Carroll’s win likely signals more of the same for the town and a more aggressive approach to local control over energy development as a deluge of drilling plans appears aimed at the region.
It comes despite some serious bankrolling from pro-oil and gas interests in the days leading up to the election. On Friday, paperwork unveiled that Vital for Colorado, a group with past attempts at influencing local elections, had poured more than $55,000 in election activists in support of “pro business” candidates.
We last discussed leading oil and gas industry political group Vital For Colorado following municipal elections in Greeley last fall.
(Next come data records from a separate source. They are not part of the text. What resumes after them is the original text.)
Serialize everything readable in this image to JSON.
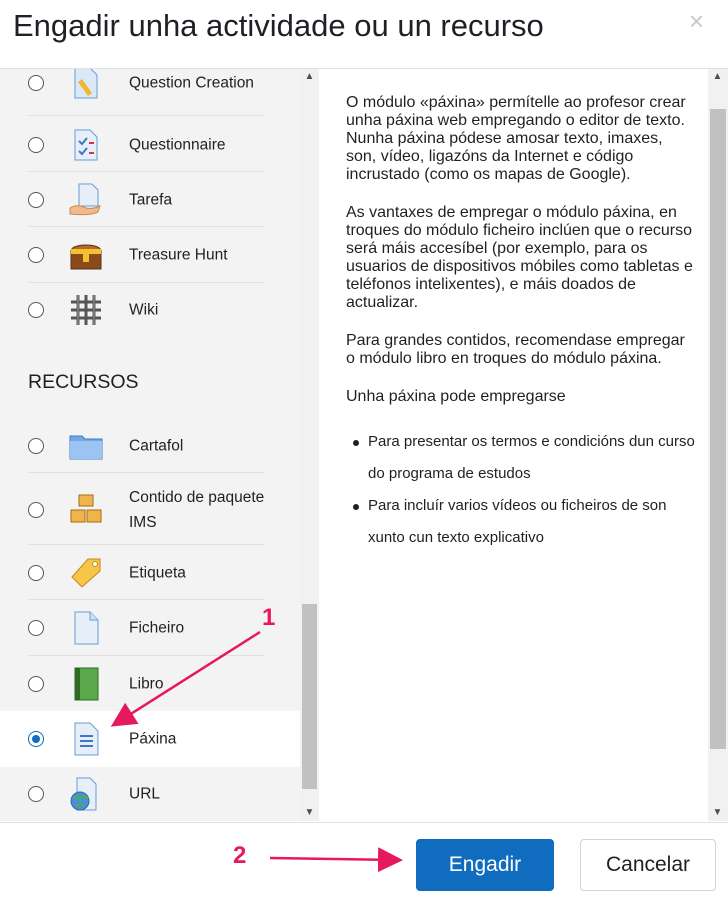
{
  "dialog": {
    "title": "Engadir unha actividade ou un recurso",
    "close_glyph": "×"
  },
  "list": {
    "items": [
      {
        "label": "Question Creation",
        "icon": "question-creation-icon"
      },
      {
        "label": "Questionnaire",
        "icon": "questionnaire-icon"
      },
      {
        "label": "Tarefa",
        "icon": "assignment-icon"
      },
      {
        "label": "Treasure Hunt",
        "icon": "treasure-chest-icon"
      },
      {
        "label": "Wiki",
        "icon": "wiki-icon"
      }
    ],
    "section_title": "RECURSOS",
    "resources": [
      {
        "label": "Cartafol",
        "icon": "folder-icon"
      },
      {
        "label": "Contido de paquete IMS",
        "icon": "ims-package-icon"
      },
      {
        "label": "Etiqueta",
        "icon": "label-tag-icon"
      },
      {
        "label": "Ficheiro",
        "icon": "file-icon"
      },
      {
        "label": "Libro",
        "icon": "book-icon"
      },
      {
        "label": "Páxina",
        "icon": "page-icon",
        "selected": true
      },
      {
        "label": "URL",
        "icon": "url-globe-icon"
      }
    ]
  },
  "description": {
    "paragraphs": [
      "O módulo «páxina» permítelle ao profesor crear unha páxina web empregando o editor de texto. Nunha páxina pódese amosar texto, imaxes, son, vídeo, ligazóns da Internet e código incrustado (como os mapas de Google).",
      "As vantaxes de empregar o módulo páxina, en troques do módulo ficheiro inclúen que o recurso será máis accesíbel (por exemplo, para os usuarios de dispositivos móbiles como tabletas e teléfonos intelixentes), e máis doados de actualizar.",
      "Para grandes contidos, recomendase empregar o módulo libro en troques do módulo páxina.",
      "Unha páxina pode empregarse"
    ],
    "bullets": [
      "Para presentar os termos e condicións dun curso do programa de estudos",
      "Para incluír varios vídeos ou ficheiros de son xunto cun texto explicativo"
    ]
  },
  "footer": {
    "add_label": "Engadir",
    "cancel_label": "Cancelar"
  },
  "annotations": {
    "step1": "1",
    "step2": "2",
    "color": "#e6185f"
  },
  "colors": {
    "primary": "#0f6cbf"
  }
}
The group spent lavishly in support of pro-oil and gas candidates for Greeley City Council–but the effort blew up in their faces after one of the candidates they backed was found to be a convicted felon, which disqualified him from serving.
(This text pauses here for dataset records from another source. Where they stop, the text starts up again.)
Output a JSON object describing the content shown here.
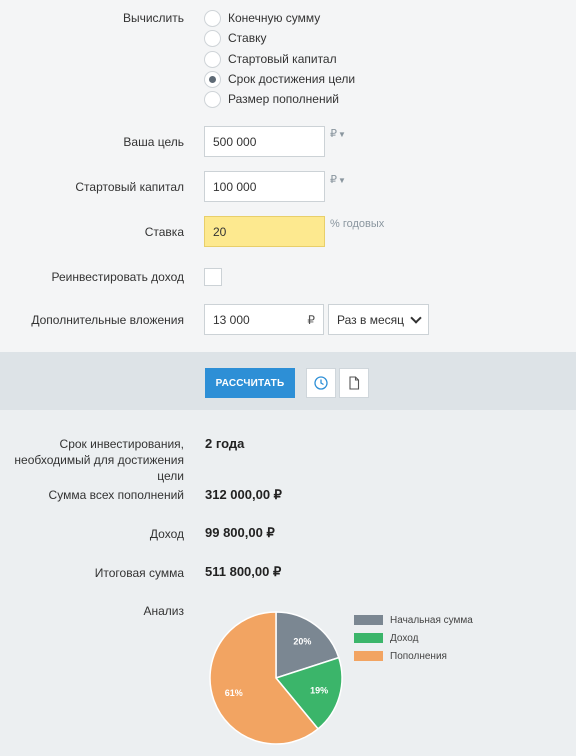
{
  "form": {
    "calculate_label": "Вычислить",
    "options": [
      {
        "label": "Конечную сумму",
        "checked": false
      },
      {
        "label": "Ставку",
        "checked": false
      },
      {
        "label": "Стартовый капитал",
        "checked": false
      },
      {
        "label": "Срок достижения цели",
        "checked": true
      },
      {
        "label": "Размер пополнений",
        "checked": false
      }
    ],
    "goal_label": "Ваша цель",
    "goal_value": "500 000",
    "goal_unit": "₽",
    "start_label": "Стартовый капитал",
    "start_value": "100 000",
    "start_unit": "₽",
    "rate_label": "Ставка",
    "rate_value": "20",
    "rate_unit": "% годовых",
    "reinvest_label": "Реинвестировать доход",
    "reinvest_checked": false,
    "extra_label": "Дополнительные вложения",
    "extra_value": "13 000",
    "extra_unit": "₽",
    "frequency_value": "Раз в месяц"
  },
  "actions": {
    "calculate_button": "РАССЧИТАТЬ",
    "history_icon": "clock-icon",
    "document_icon": "document-icon"
  },
  "results": {
    "term_label_line1": "Срок инвестирования,",
    "term_label_line2": "необходимый для достижения цели",
    "term_value": "2 года",
    "deposits_label": "Сумма всех пополнений",
    "deposits_value": "312 000,00 ₽",
    "income_label": "Доход",
    "income_value": "99 800,00 ₽",
    "total_label": "Итоговая сумма",
    "total_value": "511 800,00 ₽",
    "analysis_label": "Анализ"
  },
  "chart_data": {
    "type": "pie",
    "slices": [
      {
        "name": "Начальная сумма",
        "percent": 20,
        "label": "20%",
        "color": "#7b8792"
      },
      {
        "name": "Доход",
        "percent": 19,
        "label": "19%",
        "color": "#3bb56a"
      },
      {
        "name": "Пополнения",
        "percent": 61,
        "label": "61%",
        "color": "#f2a462"
      }
    ],
    "legend": "right"
  }
}
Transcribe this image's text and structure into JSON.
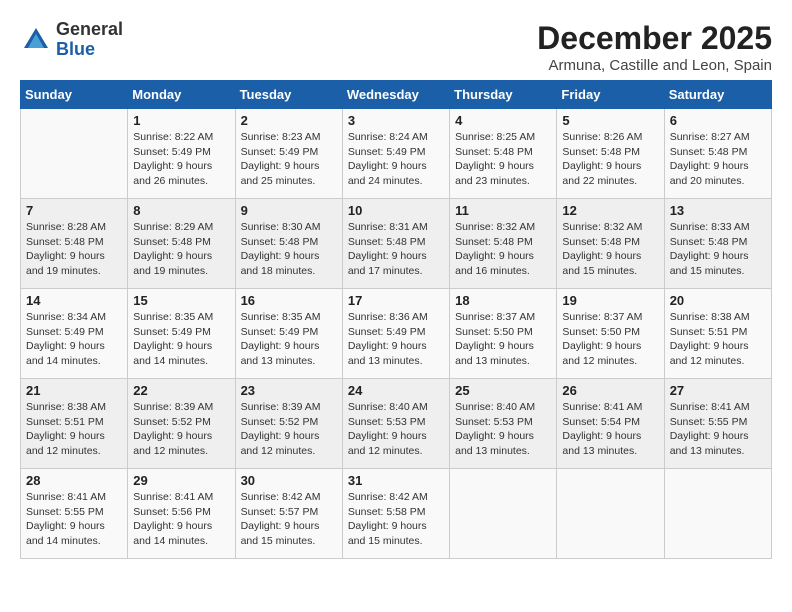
{
  "header": {
    "title": "December 2025",
    "location": "Armuna, Castille and Leon, Spain",
    "logo_line1": "General",
    "logo_line2": "Blue"
  },
  "weekdays": [
    "Sunday",
    "Monday",
    "Tuesday",
    "Wednesday",
    "Thursday",
    "Friday",
    "Saturday"
  ],
  "weeks": [
    [
      {
        "day": "",
        "info": ""
      },
      {
        "day": "1",
        "info": "Sunrise: 8:22 AM\nSunset: 5:49 PM\nDaylight: 9 hours\nand 26 minutes."
      },
      {
        "day": "2",
        "info": "Sunrise: 8:23 AM\nSunset: 5:49 PM\nDaylight: 9 hours\nand 25 minutes."
      },
      {
        "day": "3",
        "info": "Sunrise: 8:24 AM\nSunset: 5:49 PM\nDaylight: 9 hours\nand 24 minutes."
      },
      {
        "day": "4",
        "info": "Sunrise: 8:25 AM\nSunset: 5:48 PM\nDaylight: 9 hours\nand 23 minutes."
      },
      {
        "day": "5",
        "info": "Sunrise: 8:26 AM\nSunset: 5:48 PM\nDaylight: 9 hours\nand 22 minutes."
      },
      {
        "day": "6",
        "info": "Sunrise: 8:27 AM\nSunset: 5:48 PM\nDaylight: 9 hours\nand 20 minutes."
      }
    ],
    [
      {
        "day": "7",
        "info": "Sunrise: 8:28 AM\nSunset: 5:48 PM\nDaylight: 9 hours\nand 19 minutes."
      },
      {
        "day": "8",
        "info": "Sunrise: 8:29 AM\nSunset: 5:48 PM\nDaylight: 9 hours\nand 19 minutes."
      },
      {
        "day": "9",
        "info": "Sunrise: 8:30 AM\nSunset: 5:48 PM\nDaylight: 9 hours\nand 18 minutes."
      },
      {
        "day": "10",
        "info": "Sunrise: 8:31 AM\nSunset: 5:48 PM\nDaylight: 9 hours\nand 17 minutes."
      },
      {
        "day": "11",
        "info": "Sunrise: 8:32 AM\nSunset: 5:48 PM\nDaylight: 9 hours\nand 16 minutes."
      },
      {
        "day": "12",
        "info": "Sunrise: 8:32 AM\nSunset: 5:48 PM\nDaylight: 9 hours\nand 15 minutes."
      },
      {
        "day": "13",
        "info": "Sunrise: 8:33 AM\nSunset: 5:48 PM\nDaylight: 9 hours\nand 15 minutes."
      }
    ],
    [
      {
        "day": "14",
        "info": "Sunrise: 8:34 AM\nSunset: 5:49 PM\nDaylight: 9 hours\nand 14 minutes."
      },
      {
        "day": "15",
        "info": "Sunrise: 8:35 AM\nSunset: 5:49 PM\nDaylight: 9 hours\nand 14 minutes."
      },
      {
        "day": "16",
        "info": "Sunrise: 8:35 AM\nSunset: 5:49 PM\nDaylight: 9 hours\nand 13 minutes."
      },
      {
        "day": "17",
        "info": "Sunrise: 8:36 AM\nSunset: 5:49 PM\nDaylight: 9 hours\nand 13 minutes."
      },
      {
        "day": "18",
        "info": "Sunrise: 8:37 AM\nSunset: 5:50 PM\nDaylight: 9 hours\nand 13 minutes."
      },
      {
        "day": "19",
        "info": "Sunrise: 8:37 AM\nSunset: 5:50 PM\nDaylight: 9 hours\nand 12 minutes."
      },
      {
        "day": "20",
        "info": "Sunrise: 8:38 AM\nSunset: 5:51 PM\nDaylight: 9 hours\nand 12 minutes."
      }
    ],
    [
      {
        "day": "21",
        "info": "Sunrise: 8:38 AM\nSunset: 5:51 PM\nDaylight: 9 hours\nand 12 minutes."
      },
      {
        "day": "22",
        "info": "Sunrise: 8:39 AM\nSunset: 5:52 PM\nDaylight: 9 hours\nand 12 minutes."
      },
      {
        "day": "23",
        "info": "Sunrise: 8:39 AM\nSunset: 5:52 PM\nDaylight: 9 hours\nand 12 minutes."
      },
      {
        "day": "24",
        "info": "Sunrise: 8:40 AM\nSunset: 5:53 PM\nDaylight: 9 hours\nand 12 minutes."
      },
      {
        "day": "25",
        "info": "Sunrise: 8:40 AM\nSunset: 5:53 PM\nDaylight: 9 hours\nand 13 minutes."
      },
      {
        "day": "26",
        "info": "Sunrise: 8:41 AM\nSunset: 5:54 PM\nDaylight: 9 hours\nand 13 minutes."
      },
      {
        "day": "27",
        "info": "Sunrise: 8:41 AM\nSunset: 5:55 PM\nDaylight: 9 hours\nand 13 minutes."
      }
    ],
    [
      {
        "day": "28",
        "info": "Sunrise: 8:41 AM\nSunset: 5:55 PM\nDaylight: 9 hours\nand 14 minutes."
      },
      {
        "day": "29",
        "info": "Sunrise: 8:41 AM\nSunset: 5:56 PM\nDaylight: 9 hours\nand 14 minutes."
      },
      {
        "day": "30",
        "info": "Sunrise: 8:42 AM\nSunset: 5:57 PM\nDaylight: 9 hours\nand 15 minutes."
      },
      {
        "day": "31",
        "info": "Sunrise: 8:42 AM\nSunset: 5:58 PM\nDaylight: 9 hours\nand 15 minutes."
      },
      {
        "day": "",
        "info": ""
      },
      {
        "day": "",
        "info": ""
      },
      {
        "day": "",
        "info": ""
      }
    ]
  ]
}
In cities where the rights of surface land users (meaning people) and mineral extraction rights are in fundamental conflict, the oil and gas industry is losing more elections they contest than they win. This is a shift that has been going on for some years in Colorado. Decisions by residential Front Range cities to assert greater control over oil and gas drilling within their boundaries, which have been generally overruled by the courts, have resulted in numerous defeats for pro-oil and gas municipal candidates despite the disproportionate amounts of money spent by the industry. This groundswell of opposition to oil and gas drilling in residential areas also provoked the industry to fund the controversial Amendment 71, which tries to impede constitutional ballot initiatives and thus prevent advocates of greater local control over oil and gas drilling from passing one. Unfortunately for the industry, Amendment 71 may itself be unconstitutional.
In all of these storylines, there is one consistent theme: local communities trying to protect themselves from heavy industry near their homes and schools, and the oil and gas industry trying to stop them from protecting themselves.
Unless you’re on the payroll of the industry, it’s an easy choice. And once again voters have made it.